No, Ido not refer to champagne.  I mean economic “bubbles” and  I say such “bubbles” are good for the economy.  Heresy you say, these were the causes of our recent economic catastrophes, the “Dot.Com Bubble” of the 1990’s and the “Housing Bubble” of the first decade of this new century.  We were going “too fast” and borrowing too much.  Investments did not reflect real income potential. 

Trust the American people and their economic gurus to, when the economy is steaming along at full tilt, always draw back in horror saying it is growing too large, too fast.  But look at the basic elements.  The “bubbles” were fueled with lots of cheap, easy credit, in the form of mortgages for the homes or stock issues for the dot.coms.  And the money was there,  it did not come from the ether but from the “wealthy.”  And the money was used to finance construction in one case and build new companies in the other, which in turn meant more jobs.  Thus available funds were used productively. 
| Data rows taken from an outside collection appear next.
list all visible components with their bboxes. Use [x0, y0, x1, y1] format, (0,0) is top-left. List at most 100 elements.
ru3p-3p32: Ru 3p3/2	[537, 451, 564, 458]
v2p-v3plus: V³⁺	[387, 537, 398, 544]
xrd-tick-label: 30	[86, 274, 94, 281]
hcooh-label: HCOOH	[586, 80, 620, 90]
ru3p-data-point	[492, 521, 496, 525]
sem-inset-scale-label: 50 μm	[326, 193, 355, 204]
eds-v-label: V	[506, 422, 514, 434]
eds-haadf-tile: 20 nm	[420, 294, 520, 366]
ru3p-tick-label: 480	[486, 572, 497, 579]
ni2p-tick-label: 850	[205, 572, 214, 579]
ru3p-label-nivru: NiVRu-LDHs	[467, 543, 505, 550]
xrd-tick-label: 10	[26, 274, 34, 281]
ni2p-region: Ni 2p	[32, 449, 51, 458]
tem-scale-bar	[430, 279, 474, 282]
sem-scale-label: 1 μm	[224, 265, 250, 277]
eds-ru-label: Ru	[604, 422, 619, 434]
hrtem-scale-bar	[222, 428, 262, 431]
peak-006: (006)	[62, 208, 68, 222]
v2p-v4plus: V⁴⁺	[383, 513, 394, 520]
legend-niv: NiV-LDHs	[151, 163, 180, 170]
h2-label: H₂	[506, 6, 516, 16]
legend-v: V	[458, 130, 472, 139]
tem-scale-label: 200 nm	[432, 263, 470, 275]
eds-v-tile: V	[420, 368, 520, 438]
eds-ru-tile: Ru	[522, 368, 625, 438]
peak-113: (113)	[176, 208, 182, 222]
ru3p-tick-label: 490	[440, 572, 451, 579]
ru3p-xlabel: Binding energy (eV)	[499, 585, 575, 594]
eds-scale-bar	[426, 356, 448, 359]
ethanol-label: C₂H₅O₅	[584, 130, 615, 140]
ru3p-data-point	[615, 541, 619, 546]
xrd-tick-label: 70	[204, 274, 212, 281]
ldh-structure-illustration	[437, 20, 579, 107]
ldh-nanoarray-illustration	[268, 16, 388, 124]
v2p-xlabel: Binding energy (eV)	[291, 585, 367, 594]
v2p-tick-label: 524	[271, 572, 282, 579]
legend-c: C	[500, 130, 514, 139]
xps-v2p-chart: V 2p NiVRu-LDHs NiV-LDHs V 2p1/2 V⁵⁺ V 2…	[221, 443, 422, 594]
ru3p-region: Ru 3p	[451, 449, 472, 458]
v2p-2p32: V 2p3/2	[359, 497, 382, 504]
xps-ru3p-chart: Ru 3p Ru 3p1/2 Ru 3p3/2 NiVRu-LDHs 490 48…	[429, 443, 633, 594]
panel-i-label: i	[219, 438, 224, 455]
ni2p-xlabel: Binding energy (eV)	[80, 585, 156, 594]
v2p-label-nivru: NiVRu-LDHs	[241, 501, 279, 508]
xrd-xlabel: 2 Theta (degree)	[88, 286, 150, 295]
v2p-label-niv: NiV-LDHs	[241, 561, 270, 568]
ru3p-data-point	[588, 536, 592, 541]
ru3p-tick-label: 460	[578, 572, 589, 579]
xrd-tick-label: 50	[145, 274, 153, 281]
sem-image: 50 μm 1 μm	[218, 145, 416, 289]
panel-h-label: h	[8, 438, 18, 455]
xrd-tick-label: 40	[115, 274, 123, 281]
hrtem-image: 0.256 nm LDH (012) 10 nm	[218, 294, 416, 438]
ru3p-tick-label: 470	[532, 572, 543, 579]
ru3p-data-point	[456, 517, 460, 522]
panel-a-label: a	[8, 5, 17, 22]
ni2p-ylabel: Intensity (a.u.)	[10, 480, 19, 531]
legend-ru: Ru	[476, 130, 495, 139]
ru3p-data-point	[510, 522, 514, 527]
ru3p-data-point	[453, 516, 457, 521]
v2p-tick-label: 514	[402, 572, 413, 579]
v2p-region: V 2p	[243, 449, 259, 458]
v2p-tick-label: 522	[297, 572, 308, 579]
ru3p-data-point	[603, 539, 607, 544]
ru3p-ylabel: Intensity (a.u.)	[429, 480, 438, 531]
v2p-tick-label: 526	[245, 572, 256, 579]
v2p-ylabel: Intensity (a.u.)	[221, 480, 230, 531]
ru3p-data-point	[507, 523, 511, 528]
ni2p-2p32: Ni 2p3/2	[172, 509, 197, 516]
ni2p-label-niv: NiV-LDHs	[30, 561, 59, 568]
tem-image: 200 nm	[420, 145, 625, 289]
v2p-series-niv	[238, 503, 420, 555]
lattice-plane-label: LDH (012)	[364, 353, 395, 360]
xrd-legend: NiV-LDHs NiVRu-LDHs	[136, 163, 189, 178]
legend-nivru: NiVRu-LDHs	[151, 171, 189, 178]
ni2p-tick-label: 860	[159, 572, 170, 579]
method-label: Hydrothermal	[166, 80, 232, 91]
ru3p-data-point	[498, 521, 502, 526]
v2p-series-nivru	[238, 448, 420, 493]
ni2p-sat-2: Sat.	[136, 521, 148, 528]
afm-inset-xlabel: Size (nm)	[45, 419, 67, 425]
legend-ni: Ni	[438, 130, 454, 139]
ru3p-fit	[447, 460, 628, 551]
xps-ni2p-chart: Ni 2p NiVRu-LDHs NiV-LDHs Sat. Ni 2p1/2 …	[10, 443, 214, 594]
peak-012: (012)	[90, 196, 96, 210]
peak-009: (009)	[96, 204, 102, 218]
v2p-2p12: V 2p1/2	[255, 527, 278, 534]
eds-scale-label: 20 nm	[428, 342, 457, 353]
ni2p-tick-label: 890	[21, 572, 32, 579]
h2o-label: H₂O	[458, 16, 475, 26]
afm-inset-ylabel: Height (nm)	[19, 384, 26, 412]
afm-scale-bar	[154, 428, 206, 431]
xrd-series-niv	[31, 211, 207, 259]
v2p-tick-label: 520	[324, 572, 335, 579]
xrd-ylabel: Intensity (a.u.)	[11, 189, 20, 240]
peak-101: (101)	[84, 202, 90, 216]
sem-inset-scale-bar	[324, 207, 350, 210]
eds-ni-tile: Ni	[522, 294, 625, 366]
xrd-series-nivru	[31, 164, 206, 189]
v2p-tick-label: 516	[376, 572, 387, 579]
Both “bubbles’ burst when the American people and their economic gurus decided that the “bubble” had reached  the breaking point, regardless of whether there was evidence of this.  It was sentiment, not facts that determined the breaking point.  And as soon as confidence was lost the “bubbles” did burst.  Self-fulfilling prophecies. 

As any good economist will tell you, the fortunes of an economy depend  on trust and confidence.  Lose this and you lose momentum and thus growth.   So one can easily tell when “happy time are here again” and that is when trust and confidence are restored.